Echaba de menos a Alba. De ella lo echaba de menos todo y, al llegar la noche, atesoraba el momento cuando se acostaba en la oscuridad y recordaba los buenos momentos que habían pasado juntos. Aunque había disfrutado haciendo el amor con ella, había algo conmovedor en el modo en que ella se acurrucaba contra él durante esas noches en que simplemente deseaba tenerle a su lado. Fitz sabía que para ella esa clase de intimidad era una novedad. Alba no era capaz de estar con un hombre en la cama sin tener sexo con él. Entonces había descubierto aquello y no había tardado en ponerle nombre. A Alba se le daba bien poner nombres. Las llamaba «noches envainadas» porque ambos yacían acostados como un par de guisantes en su vaina, tan unidos que casi podrían haber sido un solo cuerpo.

Sprout percibía que su amigo lo estaba pasando mal y meneaba el rabo, como intentando compensarle. Fitz estrechaba al perro entre sus brazos y hundía la cara en su pelo. Pero no tenía la menor intención de sucumbir al llanto, ni siquiera delante del can. Aunque una reacción de ese calibre no era digna ni propia de un hombre, en un par de ocasiones, con un par de copas de vino encima, y bajo un cielo de excepcional belleza, había dado rienda suelta a sus sentimientos.

Al salir de la oficina, sacó a Sprout a dar un paseo por el Serpentine. Era demasiado temprano para ir a casa de Viv, que a esa hora estaba tomando una copa en el Ritz con su nueva editora. Era una noche deliciosa. El cielo, de un azul celeste, se teñía de pinceladas rosadas desde el sol crepuscular. El olor a hierba recién cortada impregnaba el aire cálido y balsámico. Las ardillas correteaban por el suelo que acababa de quedar al descubierto, recogiendo restos de comida que los turistas habían dejado a su paso. Fitz pensaba en Alba, en cuánto odiaba ella a esas pequeñas criaturas, temerosa de que se le colaran en su dormitorio, se le metieran bajo las sábanas y le mordisquearan los dedos de los pies. Eso era lo que le encantaba de ella. Sus procesos mentales eran únicos. Vivía en su propio mundo. La tragedia era que, por más que lo había intentado, no había podido llegar a compartirlo con ella.
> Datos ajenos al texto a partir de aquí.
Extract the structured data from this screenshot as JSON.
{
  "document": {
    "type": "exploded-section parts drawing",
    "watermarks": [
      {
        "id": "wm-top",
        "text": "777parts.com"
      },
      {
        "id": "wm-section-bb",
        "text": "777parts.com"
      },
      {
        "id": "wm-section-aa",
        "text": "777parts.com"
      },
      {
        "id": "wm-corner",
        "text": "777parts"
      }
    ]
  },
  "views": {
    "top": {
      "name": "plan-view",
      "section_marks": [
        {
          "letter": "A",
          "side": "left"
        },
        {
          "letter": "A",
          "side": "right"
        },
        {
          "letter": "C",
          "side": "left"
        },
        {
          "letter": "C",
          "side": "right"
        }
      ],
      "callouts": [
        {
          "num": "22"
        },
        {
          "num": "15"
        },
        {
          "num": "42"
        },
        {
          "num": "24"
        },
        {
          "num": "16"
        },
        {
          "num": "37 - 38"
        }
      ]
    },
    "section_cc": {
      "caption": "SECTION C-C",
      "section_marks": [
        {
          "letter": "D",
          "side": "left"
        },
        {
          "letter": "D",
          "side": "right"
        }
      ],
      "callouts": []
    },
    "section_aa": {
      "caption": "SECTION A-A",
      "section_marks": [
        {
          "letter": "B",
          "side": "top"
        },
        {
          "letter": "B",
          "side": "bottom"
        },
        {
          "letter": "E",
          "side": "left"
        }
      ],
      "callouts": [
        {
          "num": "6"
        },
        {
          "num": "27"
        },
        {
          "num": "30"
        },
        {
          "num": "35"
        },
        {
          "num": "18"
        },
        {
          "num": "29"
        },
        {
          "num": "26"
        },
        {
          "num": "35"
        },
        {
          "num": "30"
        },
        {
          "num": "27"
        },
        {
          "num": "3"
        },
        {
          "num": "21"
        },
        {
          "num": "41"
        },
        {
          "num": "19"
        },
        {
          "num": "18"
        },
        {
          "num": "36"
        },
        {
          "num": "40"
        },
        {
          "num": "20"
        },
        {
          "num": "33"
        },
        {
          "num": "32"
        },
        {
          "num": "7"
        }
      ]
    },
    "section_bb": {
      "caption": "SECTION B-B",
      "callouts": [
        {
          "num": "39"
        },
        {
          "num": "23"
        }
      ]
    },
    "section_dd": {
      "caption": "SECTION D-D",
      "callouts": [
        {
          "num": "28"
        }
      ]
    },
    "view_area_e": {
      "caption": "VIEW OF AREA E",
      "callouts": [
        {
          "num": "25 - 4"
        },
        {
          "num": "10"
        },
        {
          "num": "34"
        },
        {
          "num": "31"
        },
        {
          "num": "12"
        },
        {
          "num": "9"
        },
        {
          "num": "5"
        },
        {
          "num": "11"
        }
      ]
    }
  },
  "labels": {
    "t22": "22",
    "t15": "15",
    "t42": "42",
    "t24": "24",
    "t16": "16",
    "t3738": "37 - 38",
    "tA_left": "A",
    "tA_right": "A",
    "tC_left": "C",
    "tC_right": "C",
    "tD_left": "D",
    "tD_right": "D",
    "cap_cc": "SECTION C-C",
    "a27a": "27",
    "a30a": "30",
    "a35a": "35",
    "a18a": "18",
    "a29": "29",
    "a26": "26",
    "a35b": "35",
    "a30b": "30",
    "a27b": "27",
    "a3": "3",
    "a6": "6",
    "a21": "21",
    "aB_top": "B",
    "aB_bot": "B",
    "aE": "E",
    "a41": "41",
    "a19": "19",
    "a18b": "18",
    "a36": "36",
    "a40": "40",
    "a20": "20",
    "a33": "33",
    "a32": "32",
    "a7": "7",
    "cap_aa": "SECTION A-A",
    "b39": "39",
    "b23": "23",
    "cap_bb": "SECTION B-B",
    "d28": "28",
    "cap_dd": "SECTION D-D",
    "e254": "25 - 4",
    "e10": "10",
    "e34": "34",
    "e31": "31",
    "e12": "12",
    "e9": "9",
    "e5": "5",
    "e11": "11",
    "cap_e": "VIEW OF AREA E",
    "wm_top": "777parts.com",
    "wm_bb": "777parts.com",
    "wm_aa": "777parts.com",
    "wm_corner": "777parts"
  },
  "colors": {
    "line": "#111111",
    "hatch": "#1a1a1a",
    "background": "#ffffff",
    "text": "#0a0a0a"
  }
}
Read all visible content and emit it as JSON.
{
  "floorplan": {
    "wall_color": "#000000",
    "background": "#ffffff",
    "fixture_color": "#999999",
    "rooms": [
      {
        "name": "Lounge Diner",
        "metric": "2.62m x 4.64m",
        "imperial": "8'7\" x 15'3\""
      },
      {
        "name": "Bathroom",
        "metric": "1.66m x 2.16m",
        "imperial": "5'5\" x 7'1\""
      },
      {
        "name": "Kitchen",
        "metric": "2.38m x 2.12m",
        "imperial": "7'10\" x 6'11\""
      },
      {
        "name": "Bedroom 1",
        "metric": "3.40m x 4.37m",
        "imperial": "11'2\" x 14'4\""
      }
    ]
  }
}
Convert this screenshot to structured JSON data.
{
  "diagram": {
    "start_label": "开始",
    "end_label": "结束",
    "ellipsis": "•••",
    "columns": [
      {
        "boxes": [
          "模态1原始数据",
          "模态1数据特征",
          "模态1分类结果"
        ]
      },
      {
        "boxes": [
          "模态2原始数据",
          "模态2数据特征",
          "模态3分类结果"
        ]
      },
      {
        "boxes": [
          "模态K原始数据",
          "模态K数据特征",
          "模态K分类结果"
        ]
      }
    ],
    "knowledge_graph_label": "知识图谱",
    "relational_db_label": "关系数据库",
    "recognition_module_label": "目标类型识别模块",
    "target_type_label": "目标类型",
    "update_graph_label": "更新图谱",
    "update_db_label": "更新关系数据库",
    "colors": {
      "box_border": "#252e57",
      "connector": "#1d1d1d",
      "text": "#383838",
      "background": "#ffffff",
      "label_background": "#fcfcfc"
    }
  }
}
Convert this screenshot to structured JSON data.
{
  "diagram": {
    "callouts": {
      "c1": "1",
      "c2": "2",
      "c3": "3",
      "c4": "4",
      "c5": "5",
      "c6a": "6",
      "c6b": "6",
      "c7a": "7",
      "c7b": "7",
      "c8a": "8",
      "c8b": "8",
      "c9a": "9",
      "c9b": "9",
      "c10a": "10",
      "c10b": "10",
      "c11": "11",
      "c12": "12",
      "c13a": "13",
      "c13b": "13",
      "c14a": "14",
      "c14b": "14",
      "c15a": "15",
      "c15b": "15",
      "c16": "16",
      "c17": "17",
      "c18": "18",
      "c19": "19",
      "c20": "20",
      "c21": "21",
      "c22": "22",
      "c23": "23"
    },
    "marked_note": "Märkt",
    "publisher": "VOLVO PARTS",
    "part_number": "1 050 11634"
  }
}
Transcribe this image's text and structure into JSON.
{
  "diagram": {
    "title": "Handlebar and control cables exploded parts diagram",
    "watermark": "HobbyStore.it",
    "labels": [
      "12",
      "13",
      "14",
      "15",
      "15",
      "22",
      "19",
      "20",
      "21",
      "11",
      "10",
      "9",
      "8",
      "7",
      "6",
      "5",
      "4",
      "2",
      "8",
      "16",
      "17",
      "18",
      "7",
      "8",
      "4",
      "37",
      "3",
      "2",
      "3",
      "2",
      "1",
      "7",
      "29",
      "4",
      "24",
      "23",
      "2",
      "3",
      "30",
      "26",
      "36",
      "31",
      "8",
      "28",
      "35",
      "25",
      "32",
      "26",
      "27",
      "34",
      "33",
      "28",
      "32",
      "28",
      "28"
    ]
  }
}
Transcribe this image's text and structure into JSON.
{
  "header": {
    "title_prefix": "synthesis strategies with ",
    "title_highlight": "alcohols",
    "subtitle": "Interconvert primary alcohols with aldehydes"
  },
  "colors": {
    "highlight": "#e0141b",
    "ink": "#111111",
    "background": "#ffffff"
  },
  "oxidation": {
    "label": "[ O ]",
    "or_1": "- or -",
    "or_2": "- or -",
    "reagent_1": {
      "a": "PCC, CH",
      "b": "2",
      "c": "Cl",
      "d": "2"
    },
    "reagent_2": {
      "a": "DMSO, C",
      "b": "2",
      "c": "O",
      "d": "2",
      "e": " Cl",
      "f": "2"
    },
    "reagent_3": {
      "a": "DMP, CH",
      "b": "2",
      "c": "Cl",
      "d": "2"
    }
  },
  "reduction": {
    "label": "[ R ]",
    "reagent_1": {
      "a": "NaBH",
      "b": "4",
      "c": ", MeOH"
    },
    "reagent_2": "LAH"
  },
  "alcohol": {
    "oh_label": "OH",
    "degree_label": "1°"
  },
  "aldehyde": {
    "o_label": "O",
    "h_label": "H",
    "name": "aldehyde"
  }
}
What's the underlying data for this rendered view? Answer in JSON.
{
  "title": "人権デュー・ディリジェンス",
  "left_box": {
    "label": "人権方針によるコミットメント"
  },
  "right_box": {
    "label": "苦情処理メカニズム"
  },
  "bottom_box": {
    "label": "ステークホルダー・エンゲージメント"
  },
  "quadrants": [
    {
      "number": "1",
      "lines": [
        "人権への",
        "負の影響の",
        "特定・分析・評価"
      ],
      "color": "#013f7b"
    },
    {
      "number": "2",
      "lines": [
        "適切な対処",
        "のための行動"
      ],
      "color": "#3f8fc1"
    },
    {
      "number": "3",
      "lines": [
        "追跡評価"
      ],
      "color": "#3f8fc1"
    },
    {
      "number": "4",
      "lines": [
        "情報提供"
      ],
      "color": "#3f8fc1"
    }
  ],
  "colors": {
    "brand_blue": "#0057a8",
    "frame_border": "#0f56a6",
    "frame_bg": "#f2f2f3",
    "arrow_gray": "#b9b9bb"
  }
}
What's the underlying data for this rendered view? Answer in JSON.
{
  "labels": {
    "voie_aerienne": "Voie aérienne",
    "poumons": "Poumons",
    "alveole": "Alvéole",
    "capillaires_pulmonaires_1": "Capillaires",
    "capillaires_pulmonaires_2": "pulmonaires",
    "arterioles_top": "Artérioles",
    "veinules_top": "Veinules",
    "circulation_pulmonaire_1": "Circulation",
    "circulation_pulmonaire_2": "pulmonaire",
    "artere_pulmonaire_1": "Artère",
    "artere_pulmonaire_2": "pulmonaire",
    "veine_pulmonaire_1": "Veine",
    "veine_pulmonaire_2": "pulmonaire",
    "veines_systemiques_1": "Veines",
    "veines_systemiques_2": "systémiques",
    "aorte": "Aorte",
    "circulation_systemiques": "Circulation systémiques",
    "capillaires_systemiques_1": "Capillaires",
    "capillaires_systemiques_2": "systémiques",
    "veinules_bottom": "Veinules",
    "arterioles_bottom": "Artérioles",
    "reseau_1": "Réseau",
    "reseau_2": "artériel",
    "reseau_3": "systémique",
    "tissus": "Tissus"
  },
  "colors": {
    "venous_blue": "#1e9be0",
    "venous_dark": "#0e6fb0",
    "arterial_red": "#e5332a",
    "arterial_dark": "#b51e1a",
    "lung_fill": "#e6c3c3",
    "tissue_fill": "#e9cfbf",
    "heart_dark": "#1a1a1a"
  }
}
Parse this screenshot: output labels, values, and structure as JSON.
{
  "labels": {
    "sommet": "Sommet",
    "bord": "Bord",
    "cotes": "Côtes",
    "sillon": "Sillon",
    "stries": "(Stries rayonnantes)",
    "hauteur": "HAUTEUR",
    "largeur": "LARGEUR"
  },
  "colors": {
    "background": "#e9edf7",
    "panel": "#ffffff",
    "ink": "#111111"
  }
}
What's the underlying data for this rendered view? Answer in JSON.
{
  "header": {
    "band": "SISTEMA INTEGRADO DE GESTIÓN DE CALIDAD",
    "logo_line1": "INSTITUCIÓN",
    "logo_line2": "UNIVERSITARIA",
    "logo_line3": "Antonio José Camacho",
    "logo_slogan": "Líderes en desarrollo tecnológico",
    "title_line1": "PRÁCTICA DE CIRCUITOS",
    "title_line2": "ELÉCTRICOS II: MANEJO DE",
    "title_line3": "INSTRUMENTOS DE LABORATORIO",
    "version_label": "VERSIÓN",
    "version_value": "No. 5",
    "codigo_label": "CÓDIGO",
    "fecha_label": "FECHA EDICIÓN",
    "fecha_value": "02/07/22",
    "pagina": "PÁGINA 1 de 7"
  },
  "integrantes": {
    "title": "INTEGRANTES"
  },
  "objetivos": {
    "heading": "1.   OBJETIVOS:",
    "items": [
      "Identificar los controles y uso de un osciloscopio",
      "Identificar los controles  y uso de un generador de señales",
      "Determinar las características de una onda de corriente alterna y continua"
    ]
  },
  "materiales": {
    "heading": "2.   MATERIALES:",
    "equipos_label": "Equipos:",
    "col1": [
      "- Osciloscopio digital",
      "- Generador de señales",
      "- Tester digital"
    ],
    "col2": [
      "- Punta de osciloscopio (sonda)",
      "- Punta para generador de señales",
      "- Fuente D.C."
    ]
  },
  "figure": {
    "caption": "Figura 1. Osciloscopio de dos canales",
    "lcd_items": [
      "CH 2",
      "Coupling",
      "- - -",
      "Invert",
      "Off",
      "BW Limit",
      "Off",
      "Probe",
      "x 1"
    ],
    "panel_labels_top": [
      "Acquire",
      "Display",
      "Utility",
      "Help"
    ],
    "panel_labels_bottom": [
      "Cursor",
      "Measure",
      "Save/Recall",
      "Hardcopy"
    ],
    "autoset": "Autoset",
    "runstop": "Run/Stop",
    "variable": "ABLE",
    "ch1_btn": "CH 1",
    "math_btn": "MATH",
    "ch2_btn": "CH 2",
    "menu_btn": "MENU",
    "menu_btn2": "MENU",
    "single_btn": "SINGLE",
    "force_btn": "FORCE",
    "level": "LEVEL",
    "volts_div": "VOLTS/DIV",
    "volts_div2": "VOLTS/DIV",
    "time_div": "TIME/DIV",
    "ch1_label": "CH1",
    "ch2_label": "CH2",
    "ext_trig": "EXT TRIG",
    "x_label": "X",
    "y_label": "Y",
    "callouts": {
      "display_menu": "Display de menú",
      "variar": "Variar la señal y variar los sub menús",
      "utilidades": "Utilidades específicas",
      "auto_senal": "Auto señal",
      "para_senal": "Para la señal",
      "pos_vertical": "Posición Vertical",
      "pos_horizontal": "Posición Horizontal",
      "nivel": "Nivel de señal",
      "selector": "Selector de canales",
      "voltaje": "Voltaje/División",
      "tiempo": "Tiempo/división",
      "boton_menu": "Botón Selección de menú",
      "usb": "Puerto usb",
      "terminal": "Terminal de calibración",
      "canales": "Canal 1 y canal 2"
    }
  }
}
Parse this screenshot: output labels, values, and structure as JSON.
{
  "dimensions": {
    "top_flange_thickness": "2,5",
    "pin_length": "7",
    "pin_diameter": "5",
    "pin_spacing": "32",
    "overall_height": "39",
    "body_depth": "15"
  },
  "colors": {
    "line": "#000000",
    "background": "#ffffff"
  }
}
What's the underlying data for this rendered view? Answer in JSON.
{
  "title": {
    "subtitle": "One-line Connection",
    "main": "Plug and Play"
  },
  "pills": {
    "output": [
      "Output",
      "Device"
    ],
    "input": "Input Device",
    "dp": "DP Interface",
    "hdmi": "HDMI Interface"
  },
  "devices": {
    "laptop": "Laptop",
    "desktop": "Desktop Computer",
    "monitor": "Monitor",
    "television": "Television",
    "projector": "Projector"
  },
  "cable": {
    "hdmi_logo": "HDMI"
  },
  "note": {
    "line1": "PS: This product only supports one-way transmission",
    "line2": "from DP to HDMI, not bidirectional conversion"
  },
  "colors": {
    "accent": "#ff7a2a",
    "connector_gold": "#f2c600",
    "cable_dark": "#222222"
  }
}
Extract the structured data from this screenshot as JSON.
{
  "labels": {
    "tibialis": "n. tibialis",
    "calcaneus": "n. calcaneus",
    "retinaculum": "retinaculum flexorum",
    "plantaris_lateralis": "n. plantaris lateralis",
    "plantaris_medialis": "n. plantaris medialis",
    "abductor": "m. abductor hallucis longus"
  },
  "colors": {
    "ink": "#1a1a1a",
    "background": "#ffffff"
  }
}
Miró su reloj. Aunque no sabía a qué hora salía el avión de Alba, si se daba prisa quizá llegara a Cheney Walk antes de que ella saliera hacia el aeropuerto. Tendría que haber ido antes. Al menos debería haberla llamado para preguntarle cómo estaba. ¿Y si lo estaba pasando tan mal como él? ¿Y si esperaba que él le tendiera la mano y le ofreciera hacer las paces? ¿Acaso había estado demasiado furioso y dolido para ver más allá de sus narices? Viv le había aconsejado que no la llamara, pero él no tenía por qué seguir su consejo. Amaba a Alba. Era tan sencillo como eso.

Salió corriendo a la calle y paró un taxi.

– Cheyne Walk -dijo, cerrando la puerta tras de sí-. Lo más deprisa que pueda, por favor.

El taxista asintió con gesto sombrío.

– Nadie dice nunca «tómese el tiempo que quiera, señor».

Fitz frunció el ceño, irritado.

– Supongo que no.

– Siempre voy tan deprisa como lo permite la ley -masculló el taxista, avanzando relajadamente por Queensgate.

– Conozco a muchos taxistas que disfrutan saltándose la ley -dijo Fitz, deseando que el taxista acelerara un poco. Quizás Alba estuviera saliendo del barco en ese preciso instante.